El derecho a aprender no debería costar la vida
En Colombia, enseñar o estudiar se ha convertido en un acto de valentía. En zonas rurales atravesadas por la violencia, la escuela dejó de ser un lugar de sueños para convertirse en un espacio de miedo. ¿Cómo llegamos al absurdo de que la educación, la herramienta más poderosa contra la guerra, sea precisamente una de sus víctimas más frecuentes?
Desde 2020, más de 600 ataques se han registrado contra escuelas, docentes y estudiantes en territorios dominados por grupos armados. Son cifras frías que esconden dramas profundos: aulas convertidas en trincheras, maestros desplazados por negarse a obedecer órdenes criminales, niños obligados a abandonar sus pupitres para no terminar reclutados. ¿Y cuál ha sido la respuesta del Estado?
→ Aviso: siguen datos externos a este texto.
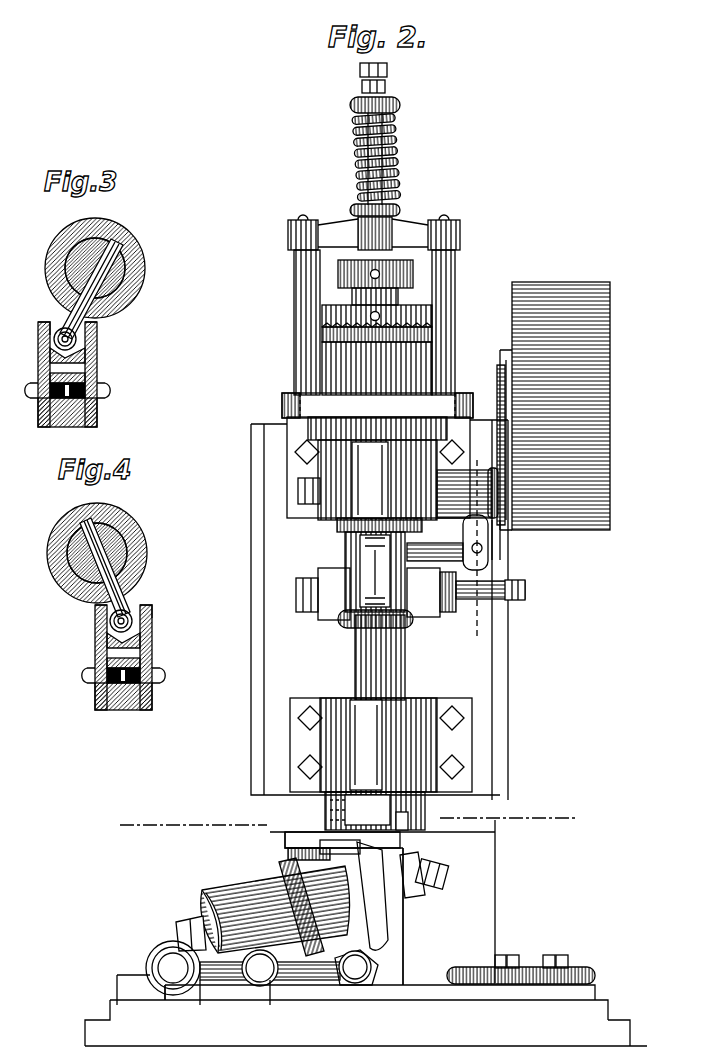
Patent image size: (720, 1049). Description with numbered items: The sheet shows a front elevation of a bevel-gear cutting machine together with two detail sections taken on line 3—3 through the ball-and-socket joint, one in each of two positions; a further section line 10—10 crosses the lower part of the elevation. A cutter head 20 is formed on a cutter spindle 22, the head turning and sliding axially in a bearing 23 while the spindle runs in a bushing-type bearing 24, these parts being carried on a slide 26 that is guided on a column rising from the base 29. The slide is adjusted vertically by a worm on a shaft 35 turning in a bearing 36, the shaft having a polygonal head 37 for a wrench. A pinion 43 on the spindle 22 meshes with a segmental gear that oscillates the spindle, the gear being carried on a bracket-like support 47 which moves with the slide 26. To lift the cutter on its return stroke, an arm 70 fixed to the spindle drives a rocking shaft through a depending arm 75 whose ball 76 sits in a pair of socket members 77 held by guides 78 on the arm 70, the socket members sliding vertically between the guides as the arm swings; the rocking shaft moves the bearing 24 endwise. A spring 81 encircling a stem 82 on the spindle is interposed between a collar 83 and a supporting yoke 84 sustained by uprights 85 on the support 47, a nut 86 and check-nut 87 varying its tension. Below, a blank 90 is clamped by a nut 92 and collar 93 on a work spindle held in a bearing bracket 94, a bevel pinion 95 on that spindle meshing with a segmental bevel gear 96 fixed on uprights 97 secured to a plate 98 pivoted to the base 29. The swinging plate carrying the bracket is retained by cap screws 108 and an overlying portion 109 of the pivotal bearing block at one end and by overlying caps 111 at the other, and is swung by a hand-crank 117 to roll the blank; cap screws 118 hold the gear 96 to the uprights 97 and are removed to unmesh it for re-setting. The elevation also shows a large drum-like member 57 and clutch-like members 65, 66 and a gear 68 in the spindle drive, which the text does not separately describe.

In FIG. 2, the section line 3— 3 is at (480, 547).
In FIG. 2, the section line 10— 10 is at (361, 822).
In FIG. 2, the cutter head 20 is at (325, 812).
In FIG. 2, the cutter spindle 22 is at (395, 663).
In FIG. 2, the bearing 23 is at (342, 705).
In FIG. 2, the bearing 24 is at (338, 528).
In FIG. 2, the slide 26 is at (332, 505).
In FIG. 2, the base 29 is at (618, 1022).
In FIG. 2, the shaft 35 is at (440, 614).
In FIG. 2, the bearing 36 is at (341, 614).
In FIG. 2, the polygonal head 37 is at (525, 590).
In FIG. 2, the pinion 43 is at (318, 368).
In FIG. 2, the support 47 is at (290, 403).
In FIG. 2, the gear 57 is at (552, 290).
In FIG. 2, the clutch member 65 is at (425, 333).
In FIG. 2, the clutch member 66 is at (425, 312).
In FIG. 2, the gear 68 is at (338, 275).
In FIG. 2, the arm 70 is at (425, 545).
In FIG. 3, the arm 70 is at (50, 414).
In FIG. 4, the arm 70 is at (107, 697).
In FIG. 2, the depending arm 75 is at (496, 510).
In FIG. 3, the depending arm 75 is at (70, 322).
In FIG. 4, the depending arm 75 is at (128, 600).
In FIG. 3, the ball 76 is at (75, 346).
In FIG. 4, the ball 76 is at (132, 630).
In FIG. 3, the socket members 77 is at (50, 362).
In FIG. 4, the socket members 77 is at (107, 644).
In FIG. 2, the guides 78 is at (482, 535).
In FIG. 3, the guides 78 is at (40, 325).
In FIG. 4, the guides 78 is at (97, 612).
In FIG. 2, the spring 81 is at (398, 157).
In FIG. 2, the stem 82 is at (356, 158).
In FIG. 2, the collar 83 is at (400, 106).
In FIG. 2, the supporting yoke 84 is at (410, 230).
In FIG. 2, the uprights 85 is at (300, 312).
In FIG. 2, the nut 86 is at (385, 87).
In FIG. 2, the check-nut 87 is at (387, 70).
In FIG. 2, the blank 90 is at (410, 918).
In FIG. 2, the nut 92 is at (445, 870).
In FIG. 2, the collar 93 is at (420, 897).
In FIG. 2, the bearing bracket 94 is at (232, 886).
In FIG. 2, the bevel pinion 95 is at (283, 867).
In FIG. 2, the segmental bevel gear 96 is at (270, 830).
In FIG. 2, the uprights 97 is at (395, 950).
In FIG. 2, the plate 98 is at (598, 1010).
In FIG. 2, the cap screws 108 is at (510, 955).
In FIG. 2, the overlying portion 109 is at (588, 967).
In FIG. 2, the overlying caps 111 is at (130, 983).
In FIG. 2, the hand-crank 117 is at (355, 988).
In FIG. 2, the cap screws 118 is at (408, 817).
Un silencio que duele, una indiferencia que mata.
La paradoja es brutal: mientras en los discursos oficiales se habla de “paz total”, en la práctica los territorios siguen sumidos en la zozobra. La escuela, que debería ser el santuario de la esperanza, se convirtió en un campo de batalla invisible. ¿Qué futuro puede tener un país que permite que enseñar o aprender equivalga a jugarse la vida?
Pero el problema no es solo la violencia armada. Es también la negligencia institucional. Muchas comunidades denuncian que, tras un ataque, las escuelas permanecen cerradas semanas enteras sin que nadie garantice el derecho fundamental a la educación. Se castiga doblemente al estudiante: primero con el miedo y luego con el abandono.
No se trata únicamente de cifras o informes de ONG. Son niños y niñas que crecen entre disparos y silencios, son maestros que se convierten en héroes anónimos intentando sostener una clase en medio de la guerra. Y mientras tanto, los líderes políticos de turno se conforman con pronunciar condenas vacías y promesas que nunca se cumplen.
Colombia necesita entender de una vez por todas que no habrá paz posible sin escuelas seguras. Un territorio donde un niño no puede estudiar sin miedo es un territorio condenado a repetir la violencia. Invertir en blindar la educación no es un lujo ni una opción: es la única salida digna para romper el círculo vicioso que nos hunde desde hace décadas.
El Estado debe garantizar que cada aula en zona de conflicto esté protegida con la misma fuerza con que protege un batallón. La sociedad debe indignarse y levantar la voz, porque callar ante la violencia contra la educación es aceptar que el futuro del país se siga escribiendo con sangre y no con lápices.
El derecho a aprender no debería costar la vida. Y sin embargo, hoy en Colombia, cuesta demasiado.